Especially since the Mubarak government fell last February, Sinai has descended into anarchy—a haven for global-jihad terror groups and Bedouin smuggling gangs. Israel has tried to help the post-Mubarak regime get a handle on things by bending the terms of the peace treaty and allowing Egyptian battalions into Sinai to try and clean up the mess. By all accounts—whether out of lack of ability or will—they’ve had little success.
But for Gaza-based Hamas to set up military facilities in Sinai is an ominous turn for the even-worse. It means either that Cairo’s loss of control of the peninsula is so complete that it couldn’t prevent Hamas’s move; or, more sinister yet, that it approves of it.
That would constitute little less than a passive act of war against Israel even before the Muslim Brotherhood and other Islamists have taken over Egypt.
In a follow-up, Katz reports that an Egyptian official told the daily Al-Masry Al-Youm that there was no truth to the original report, saying: “No one can ever bring in military tools or erect missile bases in Sinai. Egypt would not allow such a breach to its sovereignty.” Katz, however, attributes the official’s words to “an effort to protect [the Hamas facilities] from Israeli air strikes.”
All this has happened against the backdrop of yet another exchange of hostilities between Israel and terror groups in Gaza.

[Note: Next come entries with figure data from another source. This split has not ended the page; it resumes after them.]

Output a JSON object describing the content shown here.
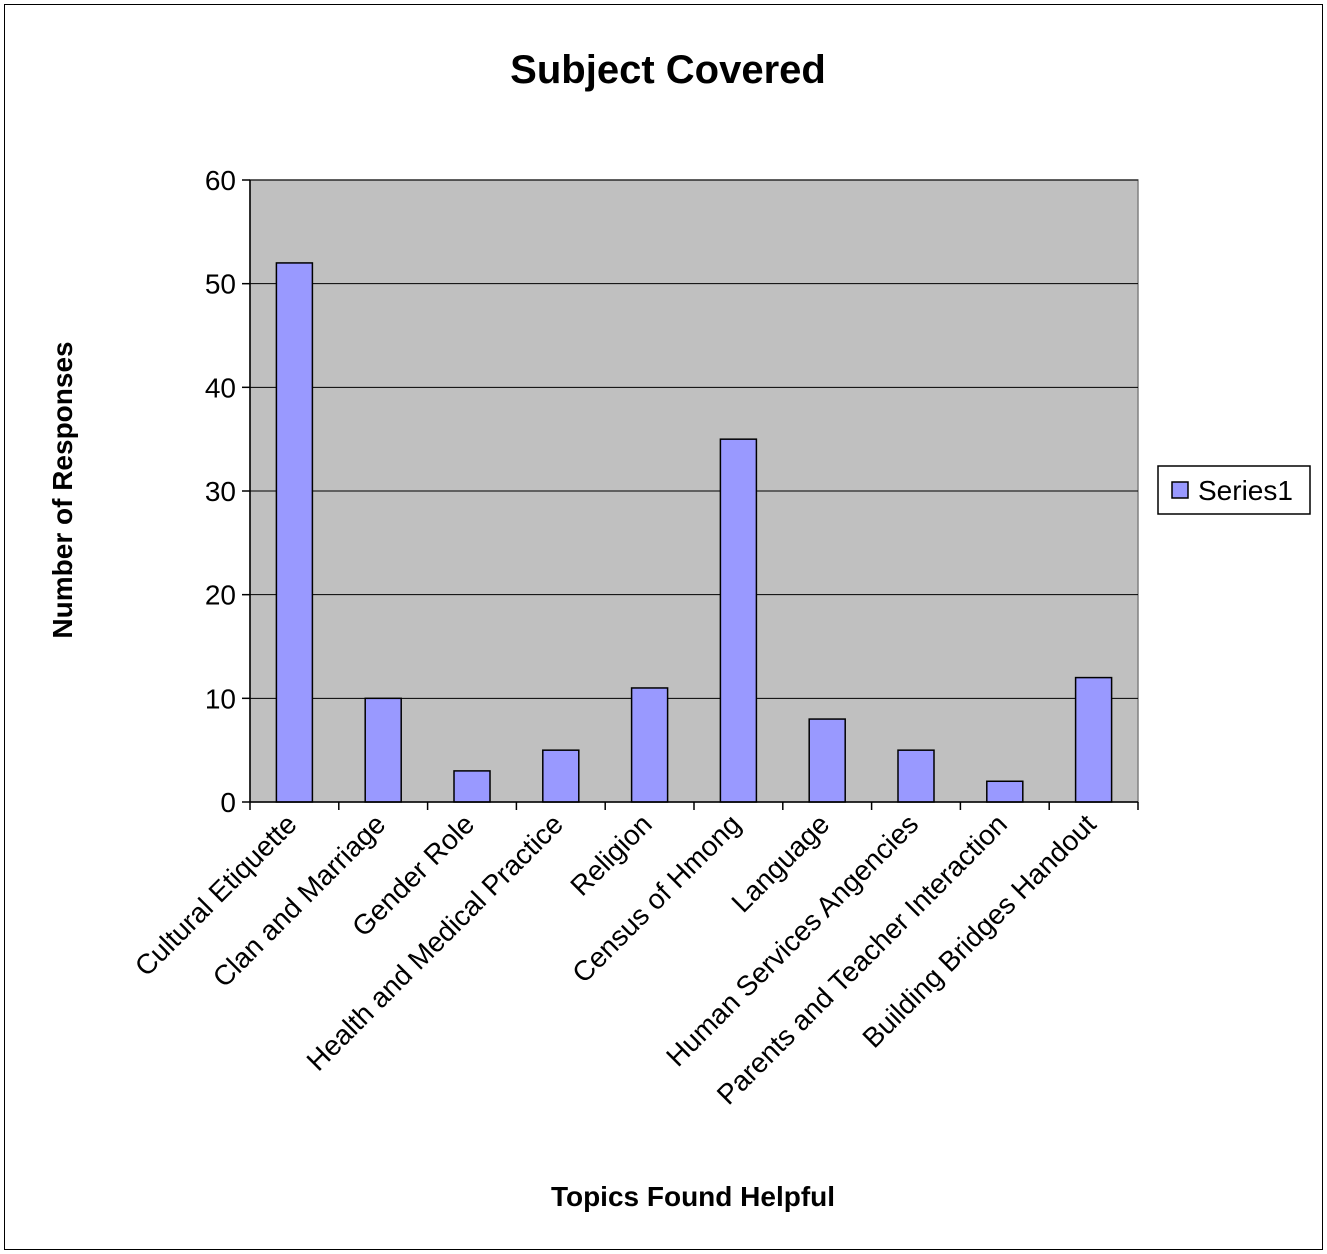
{
  "colors": {
    "plot_area": "#c0c0c0",
    "bar_fill": "#9999ff",
    "bar_stroke": "#000000",
    "gridline": "#000000"
  },
  "chart_data": {
    "type": "bar",
    "title": "Subject Covered",
    "xlabel": "Topics Found Helpful",
    "ylabel": "Number of Responses",
    "categories": [
      "Cultural Etiquette",
      "Clan and Marriage",
      "Gender Role",
      "Health and Medical Practice",
      "Religion",
      "Census of Hmong",
      "Language",
      "Human Services Angencies",
      "Parents and Teacher Interaction",
      "Building Bridges Handout"
    ],
    "series": [
      {
        "name": "Series1",
        "values": [
          52,
          10,
          3,
          5,
          11,
          35,
          8,
          5,
          2,
          12
        ]
      }
    ],
    "ylim": [
      0,
      60
    ],
    "yticks": [
      0,
      10,
      20,
      30,
      40,
      50,
      60
    ],
    "grid": true,
    "legend": "right"
  }
}
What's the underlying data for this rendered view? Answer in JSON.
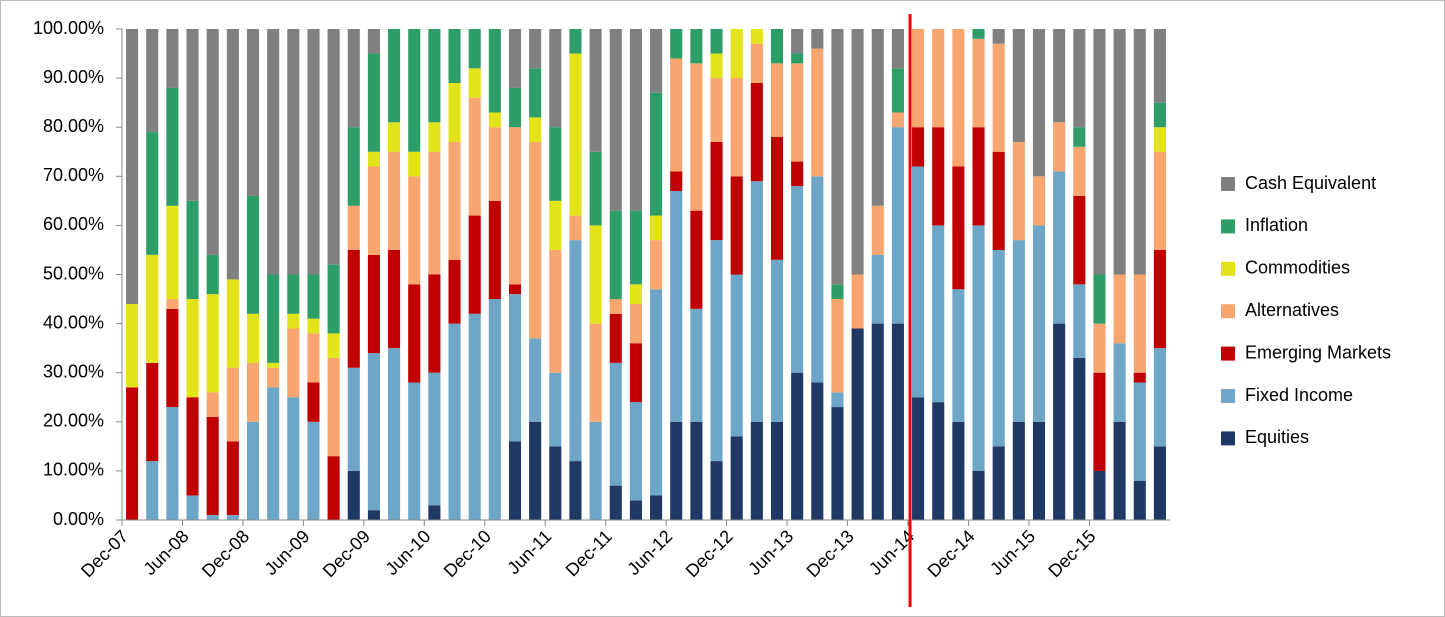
{
  "chart_data": {
    "type": "stacked_bar",
    "categories": [
      "Dec-07",
      null,
      null,
      "Jun-08",
      null,
      null,
      "Dec-08",
      null,
      null,
      "Jun-09",
      null,
      null,
      "Dec-09",
      null,
      null,
      "Jun-10",
      null,
      null,
      "Dec-10",
      null,
      null,
      "Jun-11",
      null,
      null,
      "Dec-11",
      null,
      null,
      "Jun-12",
      null,
      null,
      "Dec-12",
      null,
      null,
      "Jun-13",
      null,
      null,
      "Dec-13",
      null,
      null,
      "Jun-14",
      null,
      null,
      "Dec-14",
      null,
      null,
      "Jun-15",
      null,
      null,
      "Dec-15",
      null,
      null,
      null
    ],
    "series": [
      {
        "name": "Equities",
        "color": "#1f3864",
        "values": [
          0,
          0,
          0,
          0,
          0,
          0,
          0,
          0,
          0,
          0,
          0,
          10,
          2,
          0,
          0,
          3,
          0,
          0,
          0,
          16,
          20,
          15,
          12,
          0,
          7,
          4,
          5,
          20,
          20,
          12,
          17,
          20,
          20,
          30,
          28,
          23,
          39,
          40,
          40,
          25,
          24,
          20,
          10,
          15,
          20,
          20,
          40,
          33,
          10,
          20,
          8,
          15
        ]
      },
      {
        "name": "Fixed Income",
        "color": "#6ea6c8",
        "values": [
          0,
          12,
          23,
          5,
          1,
          1,
          20,
          27,
          25,
          20,
          0,
          21,
          32,
          35,
          28,
          27,
          40,
          42,
          45,
          30,
          17,
          15,
          45,
          20,
          25,
          20,
          42,
          47,
          23,
          45,
          33,
          49,
          33,
          38,
          42,
          3,
          0,
          14,
          40,
          47,
          36,
          27,
          50,
          40,
          37,
          40,
          31,
          15,
          0,
          16,
          20,
          20
        ]
      },
      {
        "name": "Emerging Markets",
        "color": "#c00000",
        "values": [
          27,
          20,
          20,
          20,
          20,
          15,
          0,
          0,
          0,
          8,
          13,
          24,
          20,
          20,
          20,
          20,
          13,
          20,
          20,
          2,
          0,
          0,
          0,
          0,
          10,
          12,
          0,
          4,
          20,
          20,
          20,
          20,
          25,
          5,
          0,
          0,
          0,
          0,
          0,
          8,
          20,
          25,
          20,
          20,
          0,
          0,
          0,
          18,
          20,
          0,
          2,
          20
        ]
      },
      {
        "name": "Alternatives",
        "color": "#f9a56f",
        "values": [
          0,
          0,
          2,
          0,
          5,
          15,
          12,
          4,
          14,
          10,
          20,
          9,
          18,
          20,
          22,
          25,
          24,
          24,
          15,
          32,
          40,
          25,
          5,
          20,
          3,
          8,
          10,
          23,
          30,
          13,
          20,
          8,
          15,
          20,
          26,
          19,
          11,
          10,
          3,
          20,
          20,
          28,
          18,
          22,
          20,
          10,
          10,
          10,
          10,
          14,
          20,
          20
        ]
      },
      {
        "name": "Commodities",
        "color": "#e3e31a",
        "values": [
          17,
          22,
          19,
          20,
          20,
          18,
          10,
          1,
          3,
          3,
          5,
          0,
          3,
          6,
          5,
          6,
          12,
          6,
          3,
          0,
          5,
          10,
          33,
          20,
          0,
          4,
          5,
          0,
          0,
          5,
          10,
          3,
          0,
          0,
          0,
          0,
          0,
          0,
          0,
          0,
          0,
          0,
          0,
          0,
          0,
          0,
          0,
          0,
          0,
          0,
          0,
          5
        ]
      },
      {
        "name": "Inflation",
        "color": "#2e9e68",
        "values": [
          0,
          25,
          24,
          20,
          8,
          0,
          24,
          18,
          8,
          9,
          14,
          16,
          20,
          19,
          25,
          19,
          11,
          8,
          17,
          8,
          10,
          15,
          5,
          15,
          18,
          15,
          25,
          6,
          7,
          5,
          0,
          0,
          7,
          2,
          0,
          3,
          0,
          0,
          9,
          0,
          0,
          0,
          2,
          0,
          0,
          0,
          0,
          4,
          10,
          0,
          0,
          5
        ]
      },
      {
        "name": "Cash Equivalent",
        "color": "#808080",
        "values": [
          56,
          21,
          12,
          35,
          46,
          51,
          34,
          50,
          50,
          50,
          48,
          20,
          5,
          0,
          0,
          0,
          0,
          0,
          0,
          12,
          8,
          20,
          0,
          25,
          37,
          37,
          13,
          0,
          0,
          0,
          0,
          0,
          0,
          5,
          4,
          52,
          50,
          36,
          8,
          0,
          0,
          0,
          0,
          3,
          23,
          30,
          19,
          20,
          50,
          50,
          50,
          15
        ]
      }
    ],
    "ylim": [
      0,
      100
    ],
    "yticks": [
      {
        "value": 0,
        "label": "0.00%"
      },
      {
        "value": 10,
        "label": "10.00%"
      },
      {
        "value": 20,
        "label": "20.00%"
      },
      {
        "value": 30,
        "label": "30.00%"
      },
      {
        "value": 40,
        "label": "40.00%"
      },
      {
        "value": 50,
        "label": "50.00%"
      },
      {
        "value": 60,
        "label": "60.00%"
      },
      {
        "value": 70,
        "label": "70.00%"
      },
      {
        "value": 80,
        "label": "80.00%"
      },
      {
        "value": 90,
        "label": "90.00%"
      },
      {
        "value": 100,
        "label": "100.00%"
      }
    ],
    "legend": "right"
  }
}
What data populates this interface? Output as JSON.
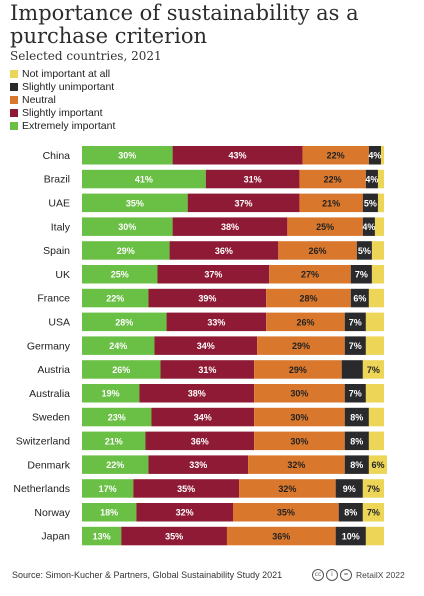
{
  "title": "Importance of sustainability as a purchase criterion",
  "subtitle": "Selected countries, 2021",
  "legend": [
    {
      "label": "Not important at all",
      "color": "#ecd557"
    },
    {
      "label": "Slightly unimportant",
      "color": "#2a2a2c"
    },
    {
      "label": "Neutral",
      "color": "#d9782d"
    },
    {
      "label": "Slightly important",
      "color": "#8f1a35"
    },
    {
      "label": "Extremely important",
      "color": "#6abf45"
    }
  ],
  "footer": {
    "source": "Source: Simon-Kucher & Partners, Global Sustainability Study 2021",
    "brand": "RetailX 2022",
    "license_icons": [
      "cc-icon",
      "by-icon",
      "nd-icon"
    ]
  },
  "chart_data": {
    "type": "bar",
    "orientation": "horizontal",
    "stacked": true,
    "xlim": [
      0,
      100
    ],
    "categories": [
      "China",
      "Brazil",
      "UAE",
      "Italy",
      "Spain",
      "UK",
      "France",
      "USA",
      "Germany",
      "Austria",
      "Australia",
      "Sweden",
      "Switzerland",
      "Denmark",
      "Netherlands",
      "Norway",
      "Japan"
    ],
    "series": [
      {
        "name": "Extremely important",
        "color": "#6abf45",
        "label_color": "#ffffff",
        "values": [
          30,
          41,
          35,
          30,
          29,
          25,
          22,
          28,
          24,
          26,
          19,
          23,
          21,
          22,
          17,
          18,
          13
        ]
      },
      {
        "name": "Slightly important",
        "color": "#8f1a35",
        "label_color": "#ffffff",
        "values": [
          43,
          31,
          37,
          38,
          36,
          37,
          39,
          33,
          34,
          31,
          38,
          34,
          36,
          33,
          35,
          32,
          35
        ]
      },
      {
        "name": "Neutral",
        "color": "#d9782d",
        "label_color": "#222222",
        "values": [
          22,
          22,
          21,
          25,
          26,
          27,
          28,
          26,
          29,
          29,
          30,
          30,
          30,
          32,
          32,
          35,
          36
        ]
      },
      {
        "name": "Slightly unimportant",
        "color": "#2a2a2c",
        "label_color": "#ffffff",
        "values": [
          4,
          4,
          5,
          4,
          5,
          7,
          6,
          7,
          7,
          7,
          7,
          8,
          8,
          8,
          9,
          8,
          10
        ]
      },
      {
        "name": "Not important at all",
        "color": "#ecd557",
        "label_color": "#222222",
        "values": [
          1,
          2,
          2,
          3,
          4,
          4,
          5,
          6,
          6,
          7,
          6,
          5,
          5,
          6,
          7,
          7,
          6
        ]
      }
    ],
    "labels": [
      [
        "30%",
        "43%",
        "22%",
        "4%",
        ""
      ],
      [
        "41%",
        "31%",
        "22%",
        "4%",
        ""
      ],
      [
        "35%",
        "37%",
        "21%",
        "5%",
        ""
      ],
      [
        "30%",
        "38%",
        "25%",
        "4%",
        ""
      ],
      [
        "29%",
        "36%",
        "26%",
        "5%",
        ""
      ],
      [
        "25%",
        "37%",
        "27%",
        "7%",
        ""
      ],
      [
        "22%",
        "39%",
        "28%",
        "6%",
        ""
      ],
      [
        "28%",
        "33%",
        "26%",
        "7%",
        ""
      ],
      [
        "24%",
        "34%",
        "29%",
        "7%",
        ""
      ],
      [
        "26%",
        "31%",
        "29%",
        "",
        "7%"
      ],
      [
        "19%",
        "38%",
        "30%",
        "7%",
        ""
      ],
      [
        "23%",
        "34%",
        "30%",
        "8%",
        ""
      ],
      [
        "21%",
        "36%",
        "30%",
        "8%",
        ""
      ],
      [
        "22%",
        "33%",
        "32%",
        "8%",
        "6%"
      ],
      [
        "17%",
        "35%",
        "32%",
        "9%",
        "7%"
      ],
      [
        "18%",
        "32%",
        "35%",
        "8%",
        "7%"
      ],
      [
        "13%",
        "35%",
        "36%",
        "10%",
        ""
      ]
    ]
  }
}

It started on Thursday when the Israeli air force assassinated a terror leader who—while based in Gaza—was planning another attack into Israel from Sinai (there already was one in August, which killed eight Israelis). Since then a few dozen rockets have been fired from Gaza into Israel, with Israel striking back at Hamas targets. Although this latest round seems to have died down, the situation remains tense and volatile.
As Israeli defense minister Ehud Barak told the World Policy Conference in Vienna on Sunday, in 2005 Israel
evacuated the Gaza Strip and took out every last soldier and civilian, gave instructions to tear down all buildings, even synagogues, so as not to supply any excuse to the Palestinians. And what happened? Hamas fired over 10,000 rockets at Israel.
And with that, he could have added, the idea of unilateral withdrawals—then also seen by some as a way to end rule over Palestinians in the West Bank—lost its allure in the Israeli discourse. But the deterioration in Sinai—and Egypt itself—threatens the more fundamental idea of an egress from Middle Eastern instability and belligerence via peace treaties with Israel’s neighbors, of which the 1979 Israeli-Egyptian treaty is still the paradigmatic case.
Counterbalancing the war clouds to Israel’s south is Egypt’s near-catastrophic economic situation, which—it’s hoped—could keep even an explicitly Islamist Egypt dependent on Western aid, or at least unable to finance hostilities.
What is clear, though, is that the neighborhood Israel sees as 2012 approaches is no longer the one it saw even a year ago. True, to the north, longtime foes Syria and—as a result—Hizbullah are in trouble. In that sphere, upheaval could work to Israel’s benefit. Instability, though, remains the keynote of the region, giving the lie to visions of secure, lasting peace. Those urging increases in the defense budget have been winning the argument.